I’m very glad that ack existed; it led the way with better tools, and I used it heavily for some years. Thanks for making it!


> they like Perl and ack and occasionally use some of that fancy superpower. I, on the other hand, lack that experience

One of the things I'm working on right now is a cookbook that will ship with ack 3, currently about thisclose from going to beta. I want to show examples of the magic powers and see how powerful it can be. Your comment reinforces in my mind that it's an important thing to have.

> I’m very glad that ack existed; it led the way with better tools, and I used it heavily for some years. Thanks for making it!

You're very welcome. I'm continually pleased to see what's come out after it.

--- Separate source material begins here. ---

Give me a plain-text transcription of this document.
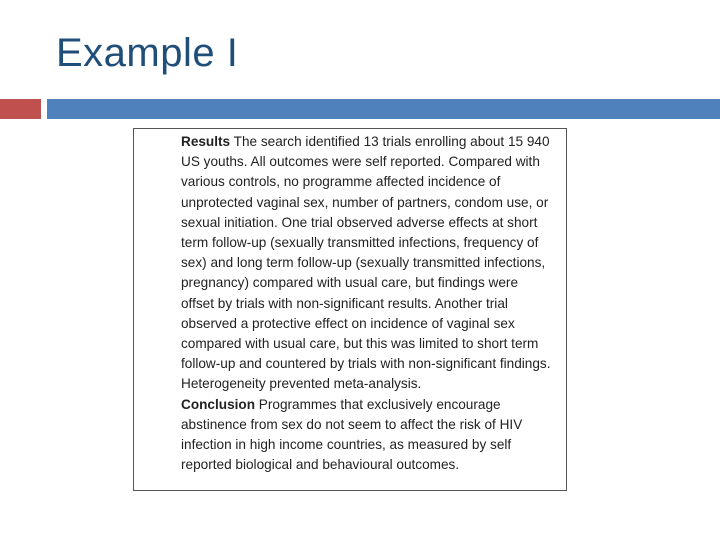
Example I
Results The search identified 13 trials enrolling about 15 940 US youths. All outcomes were self reported. Compared with various controls, no programme affected incidence of unprotected vaginal sex, number of partners, condom use, or sexual initiation. One trial observed adverse effects at short term follow-up (sexually transmitted infections, frequency of sex) and long term follow-up (sexually transmitted infections, pregnancy) compared with usual care, but findings were offset by trials with non-significant results. Another trial observed a protective effect on incidence of vaginal sex compared with usual care, but this was limited to short term follow-up and countered by trials with non-significant findings. Heterogeneity prevented meta-analysis.
Conclusion Programmes that exclusively encourage abstinence from sex do not seem to affect the risk of HIV infection in high income countries, as measured by self reported biological and behavioural outcomes.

A search tool arms race is a good thing.


Thanks for writing Ack petdance! Nowadays I typically use 'git grep' but I still use ack a good amount.


You're very welcome. I'm glad it's made things easier. git grep, ag, rg, whatever: Just use whatever makes you happiest.

It's interesting how git grep makes the ack feature of "ignore your VCS dirs" not so important any more. I wonder how the grep-alike tool world would look if git weren't so dominant, and/or git didn't include its own grep.